My eyes narrowed. “Do you hear yourself? If I’ve become sharp-edged and difficult, it’s because you all made me that way.”

He nodded. “I won’t argue that. But what I said stands. You would never hurt anyone, Sera. That isn’t you.”

The words made me want to look away, but I couldn’t. My chest hurt, like he was prying open a wound I’d buried under scar tissue.

“You really think that?” My voice was low, harsh. “That I’m incapable of cruelty? You literally just said I changed—you can’t tell up to what extent. You’d be surprised what someone can learn to stomach when they’re pushed far enough.”

Because here’s the deep, unnerving truth: If I’d been standing in front of Celeste at that moment, and I’d seen the car rushing down the street, I don’t know that I wouldn’t have pushed her.

I didn’t know what to do with that.

He shook his head. “Not you. Some things don’t change, Sera. Not the core of who we are. I remember you refusing to eat chicken for weeks because you saw one killed in the yard. You cried yourself sick over it. That’s not someone who would shove her sister into the path of a car.”

The memory hit me like a sucker punch, vivid and embarrassing. My younger self, devastated over something so small.

I felt exposed, as if he’d reached in and dragged out a version of me I hadn’t allowed myself to remember in years.

“Maybe that girl’s gone,” I whispered.

“Maybe she’s not,” he said quietly.

Silence stretched. The wipers squeaked back and forth. My reflection in the rain-streaked window looked pale, tired, unrecognizable even to me.

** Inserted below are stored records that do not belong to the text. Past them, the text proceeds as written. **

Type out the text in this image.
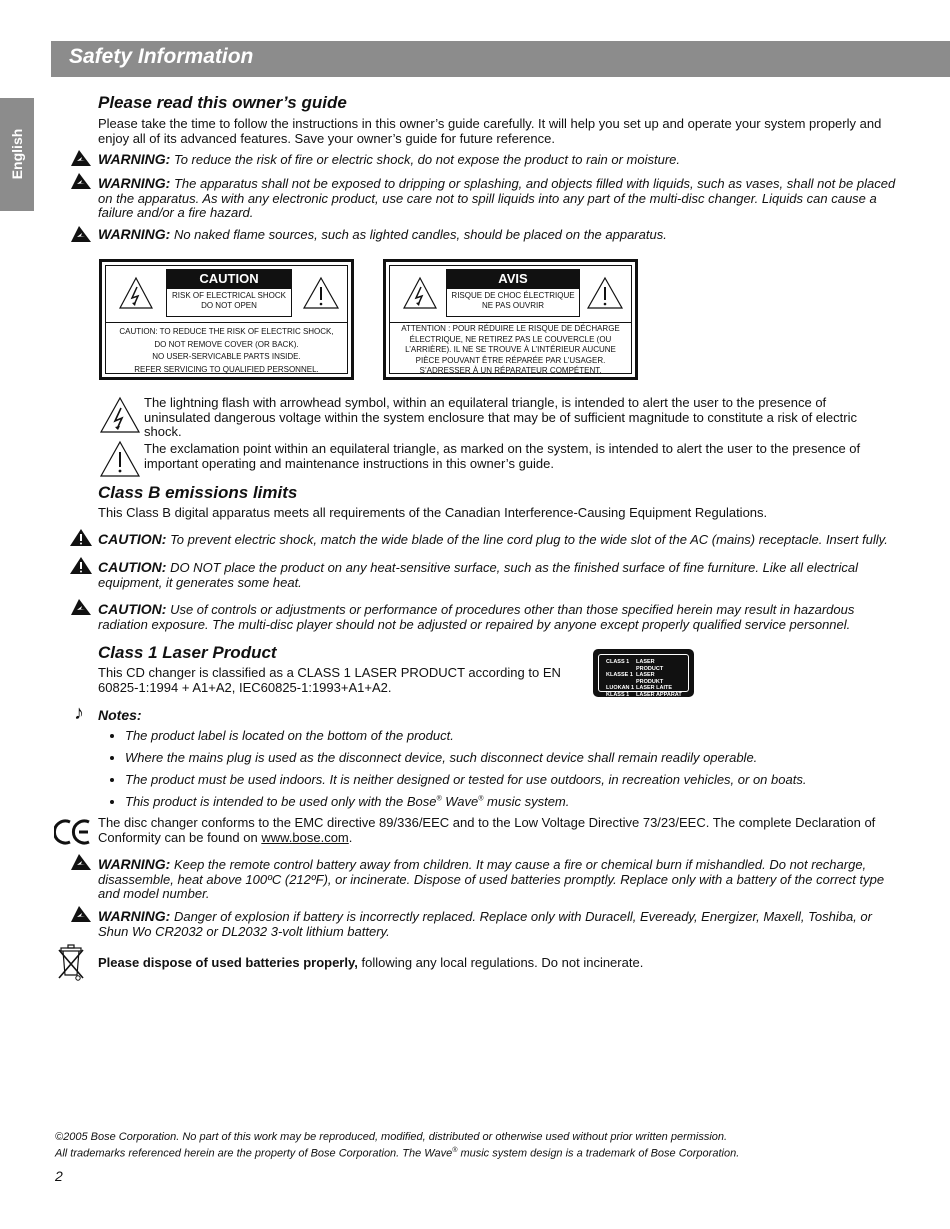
Safety Information
English
Please read this owner’s guide
Please take the time to follow the instructions in this owner’s guide carefully. It will help you set up and operate your system properly and enjoy all of its advanced features. Save your owner’s guide for future reference.
WARNING: To reduce the risk of fire or electric shock, do not expose the product to rain or moisture.
WARNING: The apparatus shall not be exposed to dripping or splashing, and objects filled with liquids, such as vases, shall not be placed on the apparatus. As with any electronic product, use care not to spill liquids into any part of the multi-disc changer. Liquids can cause a failure and/or a fire hazard.
WARNING: No naked flame sources, such as lighted candles, should be placed on the apparatus.
CAUTION
RISK OF ELECTRICAL SHOCK DO NOT OPEN
CAUTION: TO REDUCE THE RISK OF ELECTRIC SHOCK,
DO NOT REMOVE COVER (OR BACK).
NO USER-SERVICABLE PARTS INSIDE.
REFER SERVICING TO QUALIFIED PERSONNEL.
AVIS
RISQUE DE CHOC ÉLECTRIQUE NE PAS OUVRIR
ATTENTION : POUR RÉDUIRE LE RISQUE DE DÉCHARGE
ÉLECTRIQUE, NE RETIREZ PAS LE COUVERCLE (OU
L’ARRIÈRE). IL NE SE TROUVE À L’INTÉRIEUR AUCUNE
PIÈCE POUVANT ÊTRE RÉPARÉE PAR L’USAGER.
S’ADRESSER À UN RÉPARATEUR COMPÉTENT.
The lightning flash with arrowhead symbol, within an equilateral triangle, is intended to alert the user to the presence of uninsulated dangerous voltage within the system enclosure that may be of sufficient magnitude to constitute a risk of electric shock.
The exclamation point within an equilateral triangle, as marked on the system, is intended to alert the user to the presence of important operating and maintenance instructions in this owner’s guide.
Class B emissions limits
This Class B digital apparatus meets all requirements of the Canadian Interference-Causing Equipment Regulations.
CAUTION: To prevent electric shock, match the wide blade of the line cord plug to the wide slot of the AC (mains) receptacle. Insert fully.
CAUTION: DO NOT place the product on any heat-sensitive surface, such as the finished surface of fine furniture. Like all electrical equipment, it generates some heat.
CAUTION: Use of controls or adjustments or performance of procedures other than those specified herein may result in hazardous radiation exposure. The multi-disc player should not be adjusted or repaired by anyone except properly qualified service personnel.
Class 1 Laser Product
This CD changer is classified as a CLASS 1 LASER PRODUCT according to EN 60825-1:1994 + A1+A2, IEC60825-1:1993+A1+A2.
CLASS 1 LASER PRODUCT
KLASSE 1 LASER PRODUKT
LUOKAN 1 LASER LAITE
KLASS 1 LASER APPARAT
♪ Notes:
• The product label is located on the bottom of the product.
• Where the mains plug is used as the disconnect device, such disconnect device shall remain readily operable.
• The product must be used indoors. It is neither designed or tested for use outdoors, in recreation vehicles, or on boats.
• This product is intended to be used only with the Bose® Wave® music system.
The disc changer conforms to the EMC directive 89/336/EEC and to the Low Voltage Directive 73/23/EEC. The complete Declaration of Conformity can be found on www.bose.com.
WARNING: Keep the remote control battery away from children. It may cause a fire or chemical burn if mishandled. Do not recharge, disassemble, heat above 100ºC (212ºF), or incinerate. Dispose of used batteries promptly. Replace only with a battery of the correct type and model number.
WARNING: Danger of explosion if battery is incorrectly replaced. Replace only with Duracell, Eveready, Energizer, Maxell, Toshiba, or Shun Wo CR2032 or DL2032 3-volt lithium battery.
Please dispose of used batteries properly, following any local regulations. Do not incinerate.
©2005 Bose Corporation. No part of this work may be reproduced, modified, distributed or otherwise used without prior written permission.
All trademarks referenced herein are the property of Bose Corporation. The Wave® music system design is a trademark of Bose Corporation.
2
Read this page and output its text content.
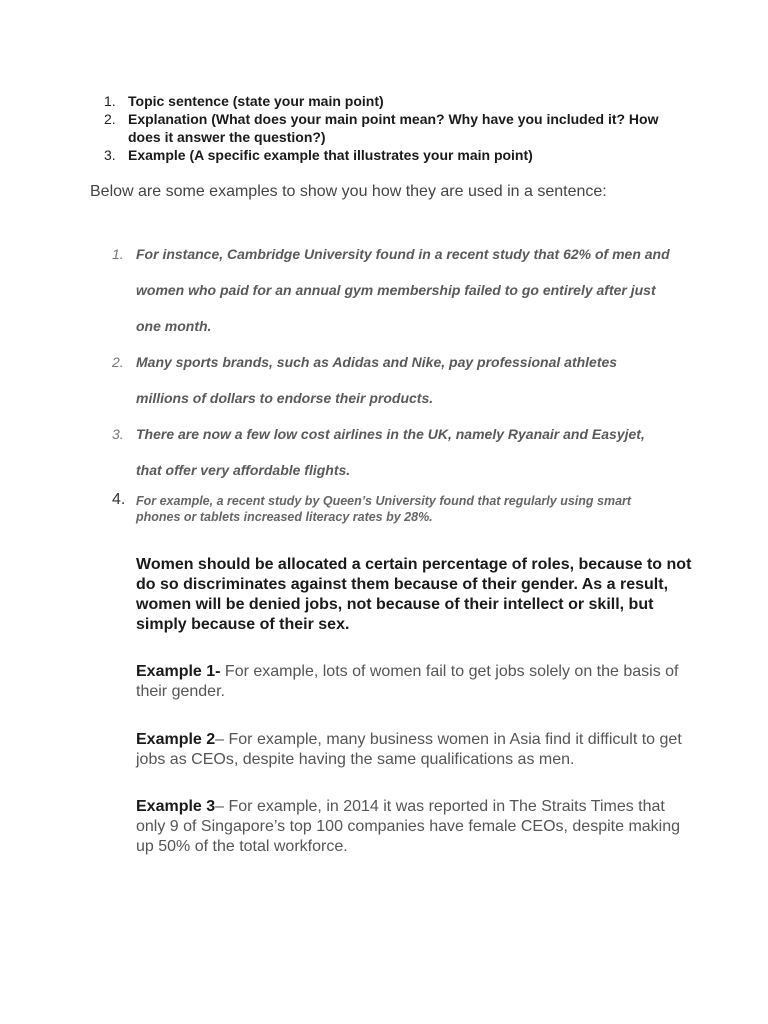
1. Topic sentence (state your main point)
2. Explanation (What does your main point mean? Why have you included it? How does it answer the question?)
3. Example (A specific example that illustrates your main point)

Below are some examples to show you how they are used in a sentence:

1. For instance, Cambridge University found in a recent study that 62% of men and women who paid for an annual gym membership failed to go entirely after just one month.
2. Many sports brands, such as Adidas and Nike, pay professional athletes millions of dollars to endorse their products.
3. There are now a few low cost airlines in the UK, namely Ryanair and Easyjet, that offer very affordable flights.
4. For example, a recent study by Queen’s University found that regularly using smart phones or tablets increased literacy rates by 28%.

Women should be allocated a certain percentage of roles, because to not do so discriminates against them because of their gender. As a result, women will be denied jobs, not because of their intellect or skill, but simply because of their sex.

Example 1- For example, lots of women fail to get jobs solely on the basis of their gender.

Example 2– For example, many business women in Asia find it difficult to get jobs as CEOs, despite having the same qualifications as men.

Example 3– For example, in 2014 it was reported in The Straits Times that only 9 of Singapore’s top 100 companies have female CEOs, despite making up 50% of the total workforce.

Part of me still wanted to lash out, to accuse him of ulterior motives, to spit that I wasn’t stupid enough to fall for a change of heart this late in the game.

But another part—smaller, quieter—just felt tired. Too tired to keep sorting through the sincerity and the lies.

So I leaned my head back against the seat, closing my eyes. “Whatever, Ethan. Believe what you want. Right now, I just want to get home.”

“Then that’s what we’ll do,” he said, and for once, he didn’t push further.

We drove the rest of the way in uneasy quiet, the storm softening to a drizzle outside, and I could almost imagine that it was a reflection of the ease in the atmosphere between us.